Parallèlement, Chase Carey a affirmé à la BBC que Liberty souhaite ajouter au Grand Prix des Etats-Unis d’Austin un Grand Prix couru en ville, à New York, Los Angeles, Miami ou Las Vegas. Le groupe américain connaît le potentiel inexploité de son pays en matière de sports mécaniques. Pour assurer la rentabilité pour les circuits, il annonce l’organisation d’événements médiatiques en marge de la course. La France devrait également effectuer son retour après dix ans d’absence au calendrier du Championnat du monde à l’été 2018.

« Ce que j’aimerais avoir, c’est 21 Super Bowls », a-t-il enchaîné. « Nous avons des grandes courses, comme Singapour, le Mexique et Abu Dhabi, mais nous devons faire en sorte que toutes les courses dégagent une énergie et une excitation qui les rendent vraiment des événements uniques. »

Plus de sport, de spectacle

Pour cela il faut endiguer la perte d’intérêt dont se plaignent pilotes et spectateurs. « Je suis allé parler à beaucoup de gens, j’ai entendu beaucoup de choses sur la prévisibilité, les règles trop compliquées, les ingénieurs qui dépassent les conducteurs, les moteurs qui pourraient être plus rapides, moins chers », témoigne M. Carey. Pour y parvenir, il compte sur Ross Brawn, le nouveau directeur exécutif de la F1 nommé lundi 23 janvier, « l’ingénieur-star », ancien directeur d’écurie qui s’est illustré avec Ferrari au début des années 2000, avant de conquérir le titre mondial en 2009 avec des voitures à son nom. Ross Brawn « sait » ce que la F1 « peut et devrait devenir » sur un circuit. « Ce sera lui qui dirigera notre stratégie. » Jusqu’ici, « d’un point de vue sportif, la prise de décisions n’[était] pas aussi efficace que nécessaire », avait-il diagnostiqué, avant de se demander « si cette façon de prendre les décisions [était] liée aux relations entre les acteurs » de la F1.

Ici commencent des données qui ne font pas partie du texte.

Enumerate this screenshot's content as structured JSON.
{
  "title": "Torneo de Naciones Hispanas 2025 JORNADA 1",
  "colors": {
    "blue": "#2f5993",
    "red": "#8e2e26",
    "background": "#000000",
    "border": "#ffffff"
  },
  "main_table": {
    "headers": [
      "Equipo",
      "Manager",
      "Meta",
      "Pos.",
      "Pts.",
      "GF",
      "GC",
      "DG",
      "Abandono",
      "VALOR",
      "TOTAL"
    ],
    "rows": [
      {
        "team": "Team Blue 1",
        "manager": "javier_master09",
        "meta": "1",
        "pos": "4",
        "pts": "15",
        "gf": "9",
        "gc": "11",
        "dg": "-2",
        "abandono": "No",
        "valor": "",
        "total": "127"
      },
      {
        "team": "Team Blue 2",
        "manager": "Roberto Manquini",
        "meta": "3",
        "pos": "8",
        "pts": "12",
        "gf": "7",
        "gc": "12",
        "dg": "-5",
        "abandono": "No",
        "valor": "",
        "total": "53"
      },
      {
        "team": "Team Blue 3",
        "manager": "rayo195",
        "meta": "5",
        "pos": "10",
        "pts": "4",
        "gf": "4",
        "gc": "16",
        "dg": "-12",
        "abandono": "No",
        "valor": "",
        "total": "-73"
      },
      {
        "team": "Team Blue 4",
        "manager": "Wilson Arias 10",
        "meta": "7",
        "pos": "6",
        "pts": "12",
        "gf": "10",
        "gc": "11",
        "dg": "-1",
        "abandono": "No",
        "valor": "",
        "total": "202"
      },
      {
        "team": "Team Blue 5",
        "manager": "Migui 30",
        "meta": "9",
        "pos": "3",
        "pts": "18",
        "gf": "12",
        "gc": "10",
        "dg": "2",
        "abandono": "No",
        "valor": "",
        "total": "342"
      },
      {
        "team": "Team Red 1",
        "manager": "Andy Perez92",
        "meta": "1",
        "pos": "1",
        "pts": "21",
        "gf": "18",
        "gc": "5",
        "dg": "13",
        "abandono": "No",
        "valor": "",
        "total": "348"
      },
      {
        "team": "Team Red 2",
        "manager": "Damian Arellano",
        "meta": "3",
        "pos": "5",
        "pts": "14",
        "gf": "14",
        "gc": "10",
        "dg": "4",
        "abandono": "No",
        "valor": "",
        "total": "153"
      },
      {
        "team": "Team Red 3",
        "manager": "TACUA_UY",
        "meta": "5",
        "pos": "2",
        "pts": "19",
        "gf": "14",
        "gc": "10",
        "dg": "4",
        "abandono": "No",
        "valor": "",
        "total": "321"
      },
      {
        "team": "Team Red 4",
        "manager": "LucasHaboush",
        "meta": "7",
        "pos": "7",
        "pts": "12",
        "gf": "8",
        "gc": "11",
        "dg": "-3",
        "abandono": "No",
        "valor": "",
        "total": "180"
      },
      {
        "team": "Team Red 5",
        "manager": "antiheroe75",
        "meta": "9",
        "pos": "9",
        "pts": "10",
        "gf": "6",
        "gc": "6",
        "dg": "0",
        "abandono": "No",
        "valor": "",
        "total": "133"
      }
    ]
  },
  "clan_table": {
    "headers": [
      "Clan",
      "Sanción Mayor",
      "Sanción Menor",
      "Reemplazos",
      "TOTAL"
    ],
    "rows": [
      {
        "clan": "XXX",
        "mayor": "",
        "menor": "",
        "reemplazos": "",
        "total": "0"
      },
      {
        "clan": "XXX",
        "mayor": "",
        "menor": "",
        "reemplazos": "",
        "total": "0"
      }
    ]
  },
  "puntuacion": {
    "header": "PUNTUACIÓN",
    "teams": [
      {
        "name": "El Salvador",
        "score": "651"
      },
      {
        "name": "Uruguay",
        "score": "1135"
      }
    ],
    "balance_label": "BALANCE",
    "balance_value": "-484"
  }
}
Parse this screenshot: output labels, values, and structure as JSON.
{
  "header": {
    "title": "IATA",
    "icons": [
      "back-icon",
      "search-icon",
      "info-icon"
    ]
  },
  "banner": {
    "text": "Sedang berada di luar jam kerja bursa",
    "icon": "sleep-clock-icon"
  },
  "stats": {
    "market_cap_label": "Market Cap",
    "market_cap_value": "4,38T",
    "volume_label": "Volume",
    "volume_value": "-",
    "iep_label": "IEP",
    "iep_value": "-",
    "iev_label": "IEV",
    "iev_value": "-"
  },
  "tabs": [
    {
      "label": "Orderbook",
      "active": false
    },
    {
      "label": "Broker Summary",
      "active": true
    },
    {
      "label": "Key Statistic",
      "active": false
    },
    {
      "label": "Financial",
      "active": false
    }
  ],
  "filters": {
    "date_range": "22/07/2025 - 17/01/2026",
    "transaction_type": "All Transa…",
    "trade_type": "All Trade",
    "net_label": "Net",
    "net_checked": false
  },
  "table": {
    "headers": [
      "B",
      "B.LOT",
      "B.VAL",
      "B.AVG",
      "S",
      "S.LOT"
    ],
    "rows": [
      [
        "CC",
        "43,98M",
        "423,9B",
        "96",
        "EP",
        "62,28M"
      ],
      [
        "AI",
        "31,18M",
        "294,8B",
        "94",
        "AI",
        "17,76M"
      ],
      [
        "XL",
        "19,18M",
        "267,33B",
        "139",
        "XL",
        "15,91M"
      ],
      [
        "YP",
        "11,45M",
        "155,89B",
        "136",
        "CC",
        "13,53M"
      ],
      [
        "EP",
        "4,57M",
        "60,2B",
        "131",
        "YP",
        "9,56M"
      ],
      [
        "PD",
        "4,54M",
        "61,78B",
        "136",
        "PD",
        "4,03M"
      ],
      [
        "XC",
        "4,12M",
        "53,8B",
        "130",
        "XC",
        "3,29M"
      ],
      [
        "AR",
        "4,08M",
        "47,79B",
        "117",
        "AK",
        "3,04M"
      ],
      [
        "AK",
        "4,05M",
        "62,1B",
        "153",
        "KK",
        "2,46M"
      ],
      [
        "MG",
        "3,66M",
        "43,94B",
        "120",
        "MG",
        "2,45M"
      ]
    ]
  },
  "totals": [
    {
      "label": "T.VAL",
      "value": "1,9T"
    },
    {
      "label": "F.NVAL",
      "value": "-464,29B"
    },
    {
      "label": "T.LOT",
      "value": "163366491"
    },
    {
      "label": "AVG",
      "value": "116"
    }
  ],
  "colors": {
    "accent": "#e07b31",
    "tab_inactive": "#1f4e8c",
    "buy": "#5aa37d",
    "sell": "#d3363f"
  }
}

Ecuries, droits télés : négocier

Les acteurs de la F1, ce sont avant tout les écuries. La répartition des revenus entre elles est aujourd’hui très inégale. Les écuries historiques, comme Ferrari, Mercedes, Red Bull et McLaren, se réservent la part du lion, les petites écuries se contentant des miettes. Selon Autosport, la FOM, promotrice de la F1, a redistribué, en 2016, 965 millions de dollars aux écuries, de 192 millions à Ferrari à 0 dollar pour Haas. D’âpres négociations sont à prévoir, et Liberty Media n’a sûrement pas l’intention d’attendre 2020 et l’arrivée à échéance des contrats pour cela.

A la frontière entre le sport et les acteurs, la retransmission des Grands Prix est l’autre dossier clé d’une plus grande popularité. Le choix passé de Bernie Ecclestone de favoriser les chaînes payantes au détriment des chaînes gratuites et grand public pénalise les amateurs de sport automobile, et les éloigne de la F1. En France, Canal + est ainsi diffuseur exclusif depuis 2013, et ce jusqu’à la fin de cette saison. Beaucoup d’autres nations en Europe ont suivi : au Royaume-Uni, au Portugal, en Espagne – même si le Grand Prix de Barcelone reste retransmis en clair par la chaîne nationale.

Médiatique, sportive, logistique, la Formule 1 et ses acteurs s’engagent dans une vaste et intéressante refonte. Sans celui qui, jusqu’à hier, les dominait tous. « Je m’attends à ce que ce soit difficile pour Bernie. Il a dirigé ce sport la majeure partie de sa vie », a glissé M. Carey.